Um dos trabalhos apresentados foi o lançamento do documentário dos pioneiros cooperativistas, que destacou o idealizador e presidente dos Conselhos de Administração da Coamo e Credicoamo, José Aroldo Gallassini.

Professora Carolina Kuk palestra sobre memória institucional

Na semana da competitividade com o tema "Cultivando a Cultura Cooperativista", a professora Carolina Kuk, historiadora, especialista em memória empresarial e memória institucional, palestrou aos cooperativistas sobre as raízes do cooperativismo para mais de 800 pessoas. Um dos seus trabalhos apresentados foi o lançamento do documentário dos pioneiros cooperativistas, que destacou o idealizador e presidente dos Conselhos de Administração da Coamo e Credicoamo, José Aroldo Gallassini.
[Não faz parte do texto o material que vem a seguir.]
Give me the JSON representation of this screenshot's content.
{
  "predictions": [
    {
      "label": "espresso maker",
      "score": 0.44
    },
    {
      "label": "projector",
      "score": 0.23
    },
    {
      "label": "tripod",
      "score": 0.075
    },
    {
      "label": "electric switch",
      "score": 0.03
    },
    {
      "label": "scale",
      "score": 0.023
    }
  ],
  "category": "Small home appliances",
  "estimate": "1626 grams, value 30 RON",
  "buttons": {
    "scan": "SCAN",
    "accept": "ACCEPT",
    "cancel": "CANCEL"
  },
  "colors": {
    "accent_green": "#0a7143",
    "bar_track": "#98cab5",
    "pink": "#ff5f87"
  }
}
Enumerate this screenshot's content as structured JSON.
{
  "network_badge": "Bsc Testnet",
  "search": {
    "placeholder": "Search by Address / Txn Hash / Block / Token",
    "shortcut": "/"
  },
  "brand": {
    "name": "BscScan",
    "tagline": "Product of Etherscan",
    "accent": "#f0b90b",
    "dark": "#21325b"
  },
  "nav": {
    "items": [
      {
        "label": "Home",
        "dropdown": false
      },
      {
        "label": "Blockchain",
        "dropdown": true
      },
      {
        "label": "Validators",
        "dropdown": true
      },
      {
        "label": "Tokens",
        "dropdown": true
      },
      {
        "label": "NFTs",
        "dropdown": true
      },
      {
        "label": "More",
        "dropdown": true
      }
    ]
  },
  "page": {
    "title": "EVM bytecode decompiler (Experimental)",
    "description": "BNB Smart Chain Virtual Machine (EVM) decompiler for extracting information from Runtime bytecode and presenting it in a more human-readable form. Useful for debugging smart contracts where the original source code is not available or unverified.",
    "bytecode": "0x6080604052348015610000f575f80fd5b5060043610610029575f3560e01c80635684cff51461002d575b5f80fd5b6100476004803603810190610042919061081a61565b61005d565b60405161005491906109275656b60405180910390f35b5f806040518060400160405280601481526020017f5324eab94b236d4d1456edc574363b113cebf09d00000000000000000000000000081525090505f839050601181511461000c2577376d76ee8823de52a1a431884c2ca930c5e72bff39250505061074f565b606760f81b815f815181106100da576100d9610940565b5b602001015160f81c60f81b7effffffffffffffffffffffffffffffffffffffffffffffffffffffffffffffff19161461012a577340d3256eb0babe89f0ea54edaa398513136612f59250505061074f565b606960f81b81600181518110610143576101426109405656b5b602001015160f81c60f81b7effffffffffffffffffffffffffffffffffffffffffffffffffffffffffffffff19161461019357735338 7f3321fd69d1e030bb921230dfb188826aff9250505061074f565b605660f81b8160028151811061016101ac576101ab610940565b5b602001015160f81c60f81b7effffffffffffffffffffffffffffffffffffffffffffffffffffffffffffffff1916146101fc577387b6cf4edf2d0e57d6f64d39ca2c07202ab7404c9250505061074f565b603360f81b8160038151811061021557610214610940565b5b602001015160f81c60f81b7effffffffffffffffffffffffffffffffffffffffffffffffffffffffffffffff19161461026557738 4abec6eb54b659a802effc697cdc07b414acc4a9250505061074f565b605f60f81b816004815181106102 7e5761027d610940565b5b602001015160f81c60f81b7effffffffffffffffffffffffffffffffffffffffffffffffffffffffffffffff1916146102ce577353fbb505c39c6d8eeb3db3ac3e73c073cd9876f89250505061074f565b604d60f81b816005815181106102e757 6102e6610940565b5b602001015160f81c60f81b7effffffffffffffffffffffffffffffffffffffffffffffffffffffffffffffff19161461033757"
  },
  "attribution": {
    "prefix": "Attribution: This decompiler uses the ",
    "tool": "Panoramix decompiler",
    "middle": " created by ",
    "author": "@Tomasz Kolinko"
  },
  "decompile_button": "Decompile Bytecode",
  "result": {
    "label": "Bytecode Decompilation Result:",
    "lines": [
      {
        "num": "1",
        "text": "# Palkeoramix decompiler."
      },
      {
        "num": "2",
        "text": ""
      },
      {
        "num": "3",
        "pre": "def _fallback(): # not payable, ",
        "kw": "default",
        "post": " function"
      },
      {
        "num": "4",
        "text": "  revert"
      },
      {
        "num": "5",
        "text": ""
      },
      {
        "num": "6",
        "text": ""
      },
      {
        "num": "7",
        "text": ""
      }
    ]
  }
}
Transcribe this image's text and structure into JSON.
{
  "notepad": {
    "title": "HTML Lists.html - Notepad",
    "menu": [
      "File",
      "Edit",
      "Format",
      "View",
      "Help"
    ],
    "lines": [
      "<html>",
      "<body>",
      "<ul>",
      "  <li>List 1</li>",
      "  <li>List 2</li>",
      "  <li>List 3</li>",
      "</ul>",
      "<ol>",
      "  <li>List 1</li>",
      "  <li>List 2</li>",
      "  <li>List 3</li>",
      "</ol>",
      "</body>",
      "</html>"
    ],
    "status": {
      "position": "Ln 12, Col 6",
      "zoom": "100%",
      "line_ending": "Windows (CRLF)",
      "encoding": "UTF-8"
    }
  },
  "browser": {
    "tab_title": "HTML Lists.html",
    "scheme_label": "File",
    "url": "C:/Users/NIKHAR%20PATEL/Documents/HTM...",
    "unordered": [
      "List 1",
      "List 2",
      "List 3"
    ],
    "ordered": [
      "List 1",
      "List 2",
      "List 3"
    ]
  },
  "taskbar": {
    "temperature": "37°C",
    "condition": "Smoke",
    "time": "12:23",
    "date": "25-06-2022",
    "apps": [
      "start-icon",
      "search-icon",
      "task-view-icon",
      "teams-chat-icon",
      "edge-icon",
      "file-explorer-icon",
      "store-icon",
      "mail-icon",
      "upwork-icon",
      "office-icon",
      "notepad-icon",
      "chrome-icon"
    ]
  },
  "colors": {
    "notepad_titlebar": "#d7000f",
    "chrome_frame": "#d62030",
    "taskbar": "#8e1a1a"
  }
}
A pesquisadora esteve na Coamo com sua produtora para gravar com o Gallassini e na oportunidade conheceu também o Memorial Coamo. "As raízes do cooperativismo e da memória institucional são muito importantes. Precisamos pensar nelas como uma ferramenta estratégica. A memória institucional serve para falar do passado, reforça a identidade e a reputação, e os nossos vínculos com os cooperados, colaboradores e a comunidade. É uma ferramenta de gestão de informação, de conhecimento, e até de negócios, além da responsabilidade histórica para cuidarmos da história da nossa instituição."

Carolina Kuk defende que as instituições conheçam, preservem e principalmente perpetuem suas histórias. "Visitei a Coamo e fiquei muito feliz em conhecer o Memorial Coamo. Eu vi uma integração maravilhosa entre passado, presente e futuro, com um conteúdo aprofundado de história, de memória e tecnologias. Uma integração dessa forma eu confesso que nunca vi, nem no mundo corporativo. Estou colocando o Memorial como case em todas as minhas palestras e aulas, porque fiquei muito impressionada com a qualidade da entrega tanto em conteúdo como em formato."

A historiadora reforça que as instituições, cooperativas, empresas e organizações são feitas por pessoas. "A gente precisa humanizar essas histórias, que estão nos documentos, mas elas são feitas por pessoas. Então, a gente precisa trazer essa história que provoca emoção e é isso que nos move."